The four-part HBO documentary series about the complex, devastating, horrific and tragic history of Woody Allen and Mia Farrow is titled “Allen v. Farrow” and thus implies a comprehensive look at the charges of child abuse against Allen from both sides.
A more fitting title would have been “The Case Against Woody Allen,” as we hear extensively from Mia Farrow, alleged victim Dylan Farrow and other Farrow family members as well as longtime friends and supporters. Allen “appears” only via archival news conference footage, old movie clips, taped television conversations and his audiobook reading of his 2020 autobiography “Apropos of Nothing.”
Not that Allen’s own words serve him well. Whether he’s being insensitive and evasive in news conferences and television interviews, manipulative and combative in phone conversations with Farrow or sounding downright creepy in excerpts from his own book, he comes across at best like a leering, selfish, disturbingly obsessive presence who was inappropriately intense with Dylan and orchestrated an affair with Farrow’s adopted teenage daughter Soon-Yi, who eventually became Allen’s wife.
“If I wanted to be a child molester, I had many opportunities in the past,” Allen tells Steve Kroft of “60 Minutes.”
Wow. That’s some defense.
For those of us who were around in the early 1990s, when the seemingly idyllic movie royalty union of Allen and Farrow exploded in spectacularly shocking fashion, much of “Allen v. Farrow” serves as an extensive refresher course of a stunning series of events that played out in very public fashion.
In February 1992, when Farrow and Allen had been together for 12 years, Farrow found nude photos of her daughter Soon-Yi in Allen’s home, leading to a confrontation in which Allen confessed having an affair with Soon-Yi. (They eventually married and have been together for 23 years.)
Seven months later, Farrow said her 7-year-old daughter Dylan had told her Allen sexually abused her in an upstairs area of their Connecticut home.
A week after that, Allen’s lawyers filed a custody suit against Farrow, calling her an unfit mother.
Even some 30 years later, it’s dizzying to be reminded of the dueling press conferences, the magazine cover stories, the TV interviews, the shocking details of the allegations against Allen. In present day, the skilled and sensitive documentarians Kirby Dick and Amy Ziering conduct interviews with Dylan, Mia, Mia’s sister Tisa, Dylan’s brother Ronan (whose journalism was a vital catalyst in the #MeToo movement) and longtime family friend Priscilla Gilman, all speaking with great candor and admirable bravery about the alleged events.

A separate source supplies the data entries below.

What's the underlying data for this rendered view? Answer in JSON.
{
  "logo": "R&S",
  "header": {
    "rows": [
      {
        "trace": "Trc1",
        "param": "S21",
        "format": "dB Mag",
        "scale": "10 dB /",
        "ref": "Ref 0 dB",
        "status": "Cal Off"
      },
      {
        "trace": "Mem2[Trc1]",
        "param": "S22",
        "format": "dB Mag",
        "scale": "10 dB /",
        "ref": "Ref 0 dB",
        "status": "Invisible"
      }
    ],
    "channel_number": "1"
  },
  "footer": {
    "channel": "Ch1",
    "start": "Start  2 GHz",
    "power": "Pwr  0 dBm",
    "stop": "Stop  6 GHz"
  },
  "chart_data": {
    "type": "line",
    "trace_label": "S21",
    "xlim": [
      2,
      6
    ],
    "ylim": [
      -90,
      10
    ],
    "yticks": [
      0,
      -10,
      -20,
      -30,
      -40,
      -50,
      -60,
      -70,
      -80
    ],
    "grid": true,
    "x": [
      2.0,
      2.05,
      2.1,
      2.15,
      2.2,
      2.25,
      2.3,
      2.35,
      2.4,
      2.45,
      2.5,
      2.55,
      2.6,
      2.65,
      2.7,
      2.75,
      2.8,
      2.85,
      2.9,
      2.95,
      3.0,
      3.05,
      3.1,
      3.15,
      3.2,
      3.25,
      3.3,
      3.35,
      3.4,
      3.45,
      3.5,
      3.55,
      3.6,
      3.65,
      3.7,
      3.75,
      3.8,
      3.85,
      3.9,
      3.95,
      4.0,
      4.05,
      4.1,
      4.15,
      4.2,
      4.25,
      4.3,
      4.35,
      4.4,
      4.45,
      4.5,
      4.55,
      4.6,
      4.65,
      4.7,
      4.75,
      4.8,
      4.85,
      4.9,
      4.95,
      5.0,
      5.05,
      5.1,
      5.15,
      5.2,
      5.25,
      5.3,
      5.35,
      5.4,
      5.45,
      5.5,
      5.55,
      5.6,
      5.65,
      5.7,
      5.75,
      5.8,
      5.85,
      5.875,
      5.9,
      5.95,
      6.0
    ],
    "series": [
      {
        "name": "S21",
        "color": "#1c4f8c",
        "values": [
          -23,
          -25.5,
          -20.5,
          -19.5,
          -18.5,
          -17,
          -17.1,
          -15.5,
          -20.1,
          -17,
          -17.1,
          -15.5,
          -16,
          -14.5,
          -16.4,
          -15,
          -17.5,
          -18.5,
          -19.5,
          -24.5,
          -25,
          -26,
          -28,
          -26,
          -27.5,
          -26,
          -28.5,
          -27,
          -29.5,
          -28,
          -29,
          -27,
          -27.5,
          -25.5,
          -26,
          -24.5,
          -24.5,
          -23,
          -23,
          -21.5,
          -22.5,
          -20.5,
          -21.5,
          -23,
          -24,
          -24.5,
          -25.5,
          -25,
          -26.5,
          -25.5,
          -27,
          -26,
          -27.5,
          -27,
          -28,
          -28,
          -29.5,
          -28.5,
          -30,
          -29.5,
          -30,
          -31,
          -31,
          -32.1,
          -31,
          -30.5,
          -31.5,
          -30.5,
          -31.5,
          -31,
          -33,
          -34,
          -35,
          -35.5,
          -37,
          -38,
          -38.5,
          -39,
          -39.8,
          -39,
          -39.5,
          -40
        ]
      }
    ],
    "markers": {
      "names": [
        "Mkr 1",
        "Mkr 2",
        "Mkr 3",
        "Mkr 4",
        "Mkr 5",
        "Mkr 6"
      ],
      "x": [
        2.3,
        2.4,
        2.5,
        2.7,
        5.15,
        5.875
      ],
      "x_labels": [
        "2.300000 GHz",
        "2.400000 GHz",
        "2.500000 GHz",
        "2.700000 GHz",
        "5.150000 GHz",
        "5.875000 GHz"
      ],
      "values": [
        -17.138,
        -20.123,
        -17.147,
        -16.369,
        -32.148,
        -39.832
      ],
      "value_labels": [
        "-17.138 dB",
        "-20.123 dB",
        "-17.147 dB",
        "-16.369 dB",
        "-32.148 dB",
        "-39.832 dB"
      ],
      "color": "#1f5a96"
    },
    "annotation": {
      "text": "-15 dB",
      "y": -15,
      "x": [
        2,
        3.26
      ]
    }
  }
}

Dylan comes across as someone who is still feeling the after-effects of her childhood trauma and always will — but refuses to let that define her. She’s warm and smart and brave and strong, and we feel such hope for her to have a lovely and complete life with her family.
We hear accounts of Allen constantly hovering around Dylan when she was a toddler and a little girl, to the point where the parents at Dylan’s school voiced concerns about his behavior. In audio recordings from the past and recent on-camera interviews, Mia Farrow sounds devastated and heartbroken and consumed with regret over not doing more to stop Allen from his alleged atrocities against Dylan. When Farrow and Allen talked on the telephone after the scandal had become public, they taped each other.
“If I have a shred of belief left in you, then help me now: Tell me where you were for those 20 minutes,” says Farrow, referring to the day Allen allegedly abused Dylan, when the house was filled with family and friends, but no one could find Allen or Dylan for 20 minutes.
“All the details when the time comes, and the truth will come out,” replies Allen. What the hell does that even mean?
Criminal charges were never filed against Woody Allen, who maintains his innocence.
But when Manhattan Justice Elliott Wilk ruled in favor of Farrow in the custody hearing, he said, “There is no credible evidence to support Mr. Allen’s contention that Ms. Farrow coached Dylan” into making false claims. “We will probably never know what occurred on Aug. 4, 1992 … however, Mr. Allen’s behavior toward Dylan was grossly inappropriate, and measures must be taken to protect her.”
Many actors who appeared in recent Woody Allen films have since expressed regrets and in some cases donated their salaries to support charities fighting sexual abuse and supporting victims.
Allen’s “A Rainy Day in New York,” filmed in 2018, sat in limbo for a couple of years after being dropped by Amazon Studios but eventually was released in the United States last fall by the Orland Park-based MPI Media Group.
The 84-year-old Allen’s 2020 comedy “Rifkin’s Festival” was financed and filmed in Spain and released there last September. No word on whether it will ever see the light of day in America. I wouldn’t bet on it.